Someone swooped in and swiped a cup of onion out of my kitchen a few days ago, WHILE I WAS IN THERE COOKING.

Considering the squeaks in our ancient hardwood floors and the fact that the whole house knows if someone has to go to the bathroom at 3 a.m., I figure these guys must be masked ninjas, at the very least. Nobody else could be that light on their feet.

20 minutes after the thieves got my onions, I had no choice other than to just concede the loss and chop some more.

It’s not worth the paperwork to report it to the police, either. Those crimes never get the attention they deserve, which is unfortunate because the stolen items often reappear close by. Just a little bit of CSI would go a long ways toward improving constituent satisfaction in our public servants.

In my own case, the onions were snuck back into the living room, right there on top of the piano. I found them two days later when I went to check the mail. A good cop coulda popped right on that, though, and I’da been one happy citizen.

Instead, the living room smells funny and I’m still cussin’ the crooks in our neighborhood and the well-guarded donut shop up the street.
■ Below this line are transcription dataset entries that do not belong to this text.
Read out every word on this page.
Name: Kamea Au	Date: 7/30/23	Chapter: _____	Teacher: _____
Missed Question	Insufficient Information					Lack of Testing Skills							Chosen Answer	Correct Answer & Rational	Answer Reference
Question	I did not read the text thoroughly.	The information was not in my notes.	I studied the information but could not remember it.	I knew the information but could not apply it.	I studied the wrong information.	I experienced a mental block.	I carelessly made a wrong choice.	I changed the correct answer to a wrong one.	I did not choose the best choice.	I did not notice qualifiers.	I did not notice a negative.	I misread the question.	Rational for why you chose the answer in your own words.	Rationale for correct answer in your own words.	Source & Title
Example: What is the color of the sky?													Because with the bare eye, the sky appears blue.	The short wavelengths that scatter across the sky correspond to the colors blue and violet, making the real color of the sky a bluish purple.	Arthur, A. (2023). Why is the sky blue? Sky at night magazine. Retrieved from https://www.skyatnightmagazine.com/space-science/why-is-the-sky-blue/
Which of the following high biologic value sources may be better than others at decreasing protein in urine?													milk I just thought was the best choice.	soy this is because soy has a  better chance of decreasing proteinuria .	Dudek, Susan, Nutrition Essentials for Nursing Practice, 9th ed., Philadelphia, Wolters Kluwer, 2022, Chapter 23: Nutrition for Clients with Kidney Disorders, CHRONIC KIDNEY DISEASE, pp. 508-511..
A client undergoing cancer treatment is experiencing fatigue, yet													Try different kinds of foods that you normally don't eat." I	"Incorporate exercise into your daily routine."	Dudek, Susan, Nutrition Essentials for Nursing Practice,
The workings of the criminal mind simply escape me. I have no idea why anyone would steal a cup of chopped onions and then decide to return them to another room in the same house. Even if they left with them, one would think that the street value of chopped onions is hardly worth all that effort.

Maybe that's why they abandoned them.

I hope the lady in the paper finds her goldfish. The paper points out that the tank was not taken, and let’s face it – goldfish aren’t like puppies, they don’t ride well in a backpack or purse. They’re also not likely to wander home on their own.

I’m glad to see that the police are taking the crime seriously, though, and hope that they’ll dedicate some of their budget to unexplained onion and crescent wrench disappearances.

1 comment:

Anonymous said...

Ralph must relate a problem he has also frequently encountered. Though I have reported it to the police they have advised me that it is not a crime. As nothing was removed from my property there is nothing they can do. Being highly inconvenienced is not, I am told, a crime.Even the fact that someone had to trespass on my property to commit these devious deeds seems to not warrant the attention of our civil protectors. What are we paying them for?
I refer, of course, to those malcontents who enter my realm and tie knots in my electric cords and hoses. I am sure they are lurking in the bushes each time I go to use one of them and laughing their butts off at my distress.
Could be the same perp who stole the goldfish on one of their jaunts.
As the police will do nothing about it I will just have to learn to grin and bear it.